April 20, 2024

Florida expanding semiconductor manufacturing capabilities with $28M in grants

(The Center Square) — In another push to reduce reliance on China and other foreign entities, Florida is expanding its semiconductor manufacturing capability.

More than $28 million was recently awarded through the Florida Job Growth Grant Fund to expand semiconductor manufacturing and chip manufacturing through five workforce development projects. The awards are part of a $50 million initiative Gov. Ron DeSantis launched in September dedicated to supporting Florida's semiconductor industry. It expands on grants awarded last year to entities in Osceola County.

DeSantis' focus has been on making strategic investments to expand Florida's manufacturing capabilities and strengthen its supply chain while creating high-demand, high-wage jobs. Florida ranks fifth in the US for semiconductor manufacturing jobs and third nationwide for semiconductor establishments.

The funding, DeSantis said, is "laying the groundwork for a strong economic future by investing in growing, high-demand industries that offer high-wage jobs for our residents."

Secretary of Commerce J. Alex Kelly said the state opened up the application process for entities to apply for grant funding in September and its "partners in economic development and workforce education around the state responded overwhelmingly."

So far, five grants have been awarded to fund workforce education opportunities that support semiconductor manufacturing, advanced packaging, and research and development within the military, defense and space industries.

NeoCity in Osceola County again received grant funding this year, although the $17.5 million is larger than it received last year. Funding will go towards constructing a multi-use semiconductor lab facility in NeoCity. Once completed, the project will stimulate high-tech business start-ups and semiconductor manufacturing by providing companies with affordable lab space.

NeoCity, an up-and-coming world epicenter for smart sensors, photonics and optics, has readymade synergies with the University of Central Florida (the nation's largest producer of aerospace engineers), and four other universities, as well as Central Florida's large concentration of Department of Defense partners and contractors, according to its website. It's poised to serve as a catalyst for high-tech innovation and creation, including jobs and capital investment, and is already generating marketplace momentum, and research, development and commercialization hubs in locally planned communities.

Valencia College, also in Osceola County, received $4.17 million to expand its Robotics and Semiconductor Technician program. This is also a larger amount than the grant funding it received last year.

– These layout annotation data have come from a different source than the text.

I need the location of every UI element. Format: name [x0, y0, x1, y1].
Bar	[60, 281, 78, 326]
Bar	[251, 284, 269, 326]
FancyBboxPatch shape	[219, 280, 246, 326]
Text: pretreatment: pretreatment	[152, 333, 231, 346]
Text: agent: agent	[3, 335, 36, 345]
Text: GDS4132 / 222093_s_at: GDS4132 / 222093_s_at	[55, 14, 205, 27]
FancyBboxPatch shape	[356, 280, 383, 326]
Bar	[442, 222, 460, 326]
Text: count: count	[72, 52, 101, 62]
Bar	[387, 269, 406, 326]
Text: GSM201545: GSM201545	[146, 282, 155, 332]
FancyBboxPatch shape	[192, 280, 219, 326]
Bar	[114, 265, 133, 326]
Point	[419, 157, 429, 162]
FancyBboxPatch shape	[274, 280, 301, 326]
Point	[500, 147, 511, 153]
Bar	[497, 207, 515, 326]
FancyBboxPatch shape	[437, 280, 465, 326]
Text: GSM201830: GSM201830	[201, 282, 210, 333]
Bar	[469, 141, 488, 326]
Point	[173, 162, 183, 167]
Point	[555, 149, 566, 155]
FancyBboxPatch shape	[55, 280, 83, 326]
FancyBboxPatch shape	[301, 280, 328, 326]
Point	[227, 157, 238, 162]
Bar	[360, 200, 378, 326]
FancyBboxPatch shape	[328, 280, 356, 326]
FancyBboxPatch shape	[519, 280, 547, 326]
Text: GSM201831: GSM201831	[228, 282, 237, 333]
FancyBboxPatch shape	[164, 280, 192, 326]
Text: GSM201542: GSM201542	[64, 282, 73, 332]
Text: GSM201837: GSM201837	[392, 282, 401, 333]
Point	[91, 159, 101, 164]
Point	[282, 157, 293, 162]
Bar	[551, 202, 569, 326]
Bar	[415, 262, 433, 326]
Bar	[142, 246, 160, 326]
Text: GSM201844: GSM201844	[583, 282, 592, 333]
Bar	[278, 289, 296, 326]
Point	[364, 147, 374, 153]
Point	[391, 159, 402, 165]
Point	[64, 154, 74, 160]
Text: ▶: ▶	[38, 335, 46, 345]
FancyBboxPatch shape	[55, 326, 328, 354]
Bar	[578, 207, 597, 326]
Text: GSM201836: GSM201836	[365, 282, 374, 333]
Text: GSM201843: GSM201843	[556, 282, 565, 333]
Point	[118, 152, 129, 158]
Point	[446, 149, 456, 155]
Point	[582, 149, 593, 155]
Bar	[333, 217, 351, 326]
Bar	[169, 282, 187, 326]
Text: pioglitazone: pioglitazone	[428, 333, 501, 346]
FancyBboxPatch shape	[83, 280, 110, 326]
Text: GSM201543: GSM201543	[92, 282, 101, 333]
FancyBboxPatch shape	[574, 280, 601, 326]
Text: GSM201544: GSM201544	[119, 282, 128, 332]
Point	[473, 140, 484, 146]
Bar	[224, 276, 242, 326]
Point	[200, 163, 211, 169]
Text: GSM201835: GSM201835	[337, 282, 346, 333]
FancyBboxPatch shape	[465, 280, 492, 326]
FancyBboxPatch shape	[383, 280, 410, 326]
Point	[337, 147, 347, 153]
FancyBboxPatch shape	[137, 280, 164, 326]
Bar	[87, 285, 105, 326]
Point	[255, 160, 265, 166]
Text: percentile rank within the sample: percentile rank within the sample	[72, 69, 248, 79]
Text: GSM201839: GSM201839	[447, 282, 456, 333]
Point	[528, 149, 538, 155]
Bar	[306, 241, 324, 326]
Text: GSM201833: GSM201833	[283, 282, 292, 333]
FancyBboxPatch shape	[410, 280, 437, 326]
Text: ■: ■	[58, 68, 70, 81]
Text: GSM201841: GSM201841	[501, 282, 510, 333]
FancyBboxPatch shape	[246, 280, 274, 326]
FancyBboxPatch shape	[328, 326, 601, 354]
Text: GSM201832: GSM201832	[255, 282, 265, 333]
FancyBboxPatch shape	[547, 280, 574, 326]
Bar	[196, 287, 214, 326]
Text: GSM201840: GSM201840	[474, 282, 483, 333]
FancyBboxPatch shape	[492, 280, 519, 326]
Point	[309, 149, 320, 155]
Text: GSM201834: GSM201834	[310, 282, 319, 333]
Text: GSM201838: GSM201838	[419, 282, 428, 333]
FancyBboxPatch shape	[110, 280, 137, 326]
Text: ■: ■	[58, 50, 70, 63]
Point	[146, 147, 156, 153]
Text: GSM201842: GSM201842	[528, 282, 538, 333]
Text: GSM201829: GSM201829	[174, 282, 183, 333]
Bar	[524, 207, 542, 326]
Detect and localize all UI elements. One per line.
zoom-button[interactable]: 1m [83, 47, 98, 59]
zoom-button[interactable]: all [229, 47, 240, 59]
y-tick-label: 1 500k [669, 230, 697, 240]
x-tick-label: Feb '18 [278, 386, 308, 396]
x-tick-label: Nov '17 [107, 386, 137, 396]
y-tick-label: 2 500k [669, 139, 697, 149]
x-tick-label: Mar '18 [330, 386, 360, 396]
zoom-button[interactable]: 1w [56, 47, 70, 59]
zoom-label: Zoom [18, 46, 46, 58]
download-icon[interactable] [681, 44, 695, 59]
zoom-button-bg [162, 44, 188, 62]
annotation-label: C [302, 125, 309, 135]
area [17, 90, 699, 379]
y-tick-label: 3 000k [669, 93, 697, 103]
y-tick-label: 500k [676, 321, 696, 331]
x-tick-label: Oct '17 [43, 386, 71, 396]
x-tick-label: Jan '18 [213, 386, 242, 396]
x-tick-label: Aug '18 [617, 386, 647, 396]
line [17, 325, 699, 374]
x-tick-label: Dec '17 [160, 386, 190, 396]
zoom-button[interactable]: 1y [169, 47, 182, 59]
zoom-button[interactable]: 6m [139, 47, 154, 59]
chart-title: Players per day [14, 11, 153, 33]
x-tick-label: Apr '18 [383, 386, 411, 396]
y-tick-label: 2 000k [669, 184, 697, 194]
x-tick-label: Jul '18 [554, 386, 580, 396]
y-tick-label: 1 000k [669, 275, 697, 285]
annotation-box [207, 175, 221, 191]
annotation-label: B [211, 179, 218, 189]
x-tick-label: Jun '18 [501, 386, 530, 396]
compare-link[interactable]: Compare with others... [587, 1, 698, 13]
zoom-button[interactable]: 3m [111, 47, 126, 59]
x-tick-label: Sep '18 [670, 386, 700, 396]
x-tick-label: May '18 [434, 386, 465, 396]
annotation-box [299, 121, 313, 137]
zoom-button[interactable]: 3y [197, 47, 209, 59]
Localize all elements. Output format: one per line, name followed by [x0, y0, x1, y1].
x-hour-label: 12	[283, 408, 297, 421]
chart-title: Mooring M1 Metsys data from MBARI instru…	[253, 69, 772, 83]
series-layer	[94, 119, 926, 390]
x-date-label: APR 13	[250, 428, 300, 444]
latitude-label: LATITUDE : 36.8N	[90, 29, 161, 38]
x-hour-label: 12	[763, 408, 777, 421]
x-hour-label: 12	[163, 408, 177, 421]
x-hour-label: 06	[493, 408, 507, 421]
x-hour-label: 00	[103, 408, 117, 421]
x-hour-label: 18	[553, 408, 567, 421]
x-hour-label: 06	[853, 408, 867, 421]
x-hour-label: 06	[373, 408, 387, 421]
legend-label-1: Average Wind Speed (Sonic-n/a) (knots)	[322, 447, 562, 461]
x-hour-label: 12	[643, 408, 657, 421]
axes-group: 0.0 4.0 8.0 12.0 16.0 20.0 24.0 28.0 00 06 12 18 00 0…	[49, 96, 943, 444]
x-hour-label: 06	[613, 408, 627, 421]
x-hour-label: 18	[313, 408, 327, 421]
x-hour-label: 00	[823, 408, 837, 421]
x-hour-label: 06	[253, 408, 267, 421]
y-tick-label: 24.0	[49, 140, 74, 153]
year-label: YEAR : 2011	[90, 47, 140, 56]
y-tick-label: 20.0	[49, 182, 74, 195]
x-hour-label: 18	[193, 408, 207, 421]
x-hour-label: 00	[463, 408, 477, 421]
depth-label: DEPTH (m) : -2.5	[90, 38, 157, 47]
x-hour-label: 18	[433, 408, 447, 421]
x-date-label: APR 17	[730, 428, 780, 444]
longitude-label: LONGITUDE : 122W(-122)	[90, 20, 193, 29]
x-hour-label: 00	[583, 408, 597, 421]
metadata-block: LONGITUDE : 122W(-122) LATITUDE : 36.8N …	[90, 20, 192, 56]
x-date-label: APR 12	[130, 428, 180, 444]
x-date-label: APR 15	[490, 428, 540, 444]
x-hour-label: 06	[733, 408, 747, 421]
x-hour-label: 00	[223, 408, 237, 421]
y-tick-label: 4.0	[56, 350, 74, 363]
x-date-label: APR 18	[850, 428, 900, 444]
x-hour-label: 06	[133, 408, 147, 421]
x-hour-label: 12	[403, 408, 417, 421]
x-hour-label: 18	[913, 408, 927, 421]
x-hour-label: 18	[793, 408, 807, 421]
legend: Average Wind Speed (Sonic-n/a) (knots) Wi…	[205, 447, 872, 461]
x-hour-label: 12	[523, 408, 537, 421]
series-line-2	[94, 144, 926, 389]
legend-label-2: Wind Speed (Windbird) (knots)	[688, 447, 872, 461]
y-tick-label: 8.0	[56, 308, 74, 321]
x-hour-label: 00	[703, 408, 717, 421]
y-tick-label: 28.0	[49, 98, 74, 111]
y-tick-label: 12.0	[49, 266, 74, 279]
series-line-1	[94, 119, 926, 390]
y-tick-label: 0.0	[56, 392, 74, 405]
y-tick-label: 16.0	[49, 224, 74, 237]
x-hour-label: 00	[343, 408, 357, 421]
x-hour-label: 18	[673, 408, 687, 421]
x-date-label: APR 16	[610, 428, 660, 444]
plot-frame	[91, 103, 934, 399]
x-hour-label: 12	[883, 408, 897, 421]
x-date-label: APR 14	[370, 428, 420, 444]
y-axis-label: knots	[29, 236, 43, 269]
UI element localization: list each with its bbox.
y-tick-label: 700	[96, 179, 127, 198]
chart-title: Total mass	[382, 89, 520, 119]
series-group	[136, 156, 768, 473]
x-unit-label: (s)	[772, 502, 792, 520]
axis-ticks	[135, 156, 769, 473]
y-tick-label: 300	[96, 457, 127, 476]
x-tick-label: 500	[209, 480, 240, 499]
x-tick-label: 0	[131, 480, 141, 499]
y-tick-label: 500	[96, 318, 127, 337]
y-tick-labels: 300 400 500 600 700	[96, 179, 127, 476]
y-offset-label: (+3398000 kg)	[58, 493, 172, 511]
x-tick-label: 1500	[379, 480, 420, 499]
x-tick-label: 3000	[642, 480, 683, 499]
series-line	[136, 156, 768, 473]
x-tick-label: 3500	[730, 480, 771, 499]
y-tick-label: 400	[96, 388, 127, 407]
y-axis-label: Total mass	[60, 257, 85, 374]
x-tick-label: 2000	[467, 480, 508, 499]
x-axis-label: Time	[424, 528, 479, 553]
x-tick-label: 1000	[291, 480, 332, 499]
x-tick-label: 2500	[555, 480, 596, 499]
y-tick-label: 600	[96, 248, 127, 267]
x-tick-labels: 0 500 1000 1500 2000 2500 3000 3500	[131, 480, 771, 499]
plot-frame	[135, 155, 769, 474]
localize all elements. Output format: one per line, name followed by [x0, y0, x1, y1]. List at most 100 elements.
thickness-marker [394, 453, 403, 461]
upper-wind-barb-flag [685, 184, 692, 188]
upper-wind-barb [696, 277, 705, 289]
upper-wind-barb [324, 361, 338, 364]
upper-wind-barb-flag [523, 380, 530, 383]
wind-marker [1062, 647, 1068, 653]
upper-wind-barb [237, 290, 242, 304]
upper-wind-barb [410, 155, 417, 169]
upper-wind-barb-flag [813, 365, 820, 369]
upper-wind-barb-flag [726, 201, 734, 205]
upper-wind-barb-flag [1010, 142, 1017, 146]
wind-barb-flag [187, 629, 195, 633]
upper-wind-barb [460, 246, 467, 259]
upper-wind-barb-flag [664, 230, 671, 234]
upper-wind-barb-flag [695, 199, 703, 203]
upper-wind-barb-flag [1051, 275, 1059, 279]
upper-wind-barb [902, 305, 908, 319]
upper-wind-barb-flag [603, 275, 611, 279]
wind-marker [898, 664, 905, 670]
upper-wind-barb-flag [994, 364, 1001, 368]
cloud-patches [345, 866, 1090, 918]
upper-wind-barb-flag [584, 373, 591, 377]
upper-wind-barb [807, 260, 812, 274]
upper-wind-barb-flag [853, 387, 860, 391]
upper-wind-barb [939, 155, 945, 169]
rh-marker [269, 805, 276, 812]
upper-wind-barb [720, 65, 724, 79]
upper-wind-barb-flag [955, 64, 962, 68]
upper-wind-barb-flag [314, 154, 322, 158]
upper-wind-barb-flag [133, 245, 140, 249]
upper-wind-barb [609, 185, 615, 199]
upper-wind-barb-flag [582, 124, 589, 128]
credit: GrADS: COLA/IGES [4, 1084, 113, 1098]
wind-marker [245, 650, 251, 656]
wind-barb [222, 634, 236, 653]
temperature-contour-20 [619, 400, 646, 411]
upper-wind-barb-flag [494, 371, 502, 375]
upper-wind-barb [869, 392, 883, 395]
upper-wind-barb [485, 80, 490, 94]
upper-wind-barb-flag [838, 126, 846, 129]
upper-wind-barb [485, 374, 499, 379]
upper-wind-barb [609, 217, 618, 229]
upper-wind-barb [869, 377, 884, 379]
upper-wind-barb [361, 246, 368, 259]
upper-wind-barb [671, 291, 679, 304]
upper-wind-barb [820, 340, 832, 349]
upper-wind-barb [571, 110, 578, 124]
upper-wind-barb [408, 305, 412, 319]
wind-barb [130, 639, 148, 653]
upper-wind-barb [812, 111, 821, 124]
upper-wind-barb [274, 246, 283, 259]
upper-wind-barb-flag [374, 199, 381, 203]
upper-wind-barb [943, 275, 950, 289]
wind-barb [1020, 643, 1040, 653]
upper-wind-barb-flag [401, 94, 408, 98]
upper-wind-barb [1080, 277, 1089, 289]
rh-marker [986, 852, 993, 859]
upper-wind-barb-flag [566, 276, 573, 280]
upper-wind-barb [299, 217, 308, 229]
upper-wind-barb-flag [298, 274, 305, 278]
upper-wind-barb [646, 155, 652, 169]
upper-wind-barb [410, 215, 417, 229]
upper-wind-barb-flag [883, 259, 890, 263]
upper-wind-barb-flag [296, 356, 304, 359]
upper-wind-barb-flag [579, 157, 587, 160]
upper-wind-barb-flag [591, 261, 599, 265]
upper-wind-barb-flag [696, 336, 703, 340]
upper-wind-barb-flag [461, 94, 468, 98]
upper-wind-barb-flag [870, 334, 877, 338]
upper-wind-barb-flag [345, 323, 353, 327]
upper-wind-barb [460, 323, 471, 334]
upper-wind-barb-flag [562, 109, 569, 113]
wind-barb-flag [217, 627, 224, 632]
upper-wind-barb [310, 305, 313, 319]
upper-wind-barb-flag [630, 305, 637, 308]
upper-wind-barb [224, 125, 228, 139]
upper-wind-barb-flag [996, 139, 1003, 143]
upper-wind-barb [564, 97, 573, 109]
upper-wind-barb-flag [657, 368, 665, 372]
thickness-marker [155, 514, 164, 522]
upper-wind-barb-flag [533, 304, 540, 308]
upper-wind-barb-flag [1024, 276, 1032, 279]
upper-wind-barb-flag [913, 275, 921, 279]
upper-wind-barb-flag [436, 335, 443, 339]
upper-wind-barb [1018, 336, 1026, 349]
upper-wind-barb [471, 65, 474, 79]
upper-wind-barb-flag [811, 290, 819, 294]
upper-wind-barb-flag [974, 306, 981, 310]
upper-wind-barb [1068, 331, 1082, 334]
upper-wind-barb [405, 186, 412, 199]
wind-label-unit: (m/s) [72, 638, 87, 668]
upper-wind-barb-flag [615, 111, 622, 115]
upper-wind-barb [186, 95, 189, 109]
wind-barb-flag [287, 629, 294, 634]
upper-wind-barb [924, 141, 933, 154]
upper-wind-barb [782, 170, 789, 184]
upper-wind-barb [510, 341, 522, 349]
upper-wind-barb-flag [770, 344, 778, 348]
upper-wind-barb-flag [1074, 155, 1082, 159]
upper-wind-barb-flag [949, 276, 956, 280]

Santa Fe College, with campuses in Alachua and Bradford counties, received $3 million to design and develop a new associate degree in engineering technology with a specialization in Advanced Manufacturing.

Lake Technical College in Lake County received $1.86 million to expand its semiconductor program and create a new advanced manufacturing program.

Eastern Florida State College in Brevard County received $1.55 million to create a new center, the Center for Innovative Technology Education, to train students in robotics and simulation technician skills to design, operate, test and repair robotics systems.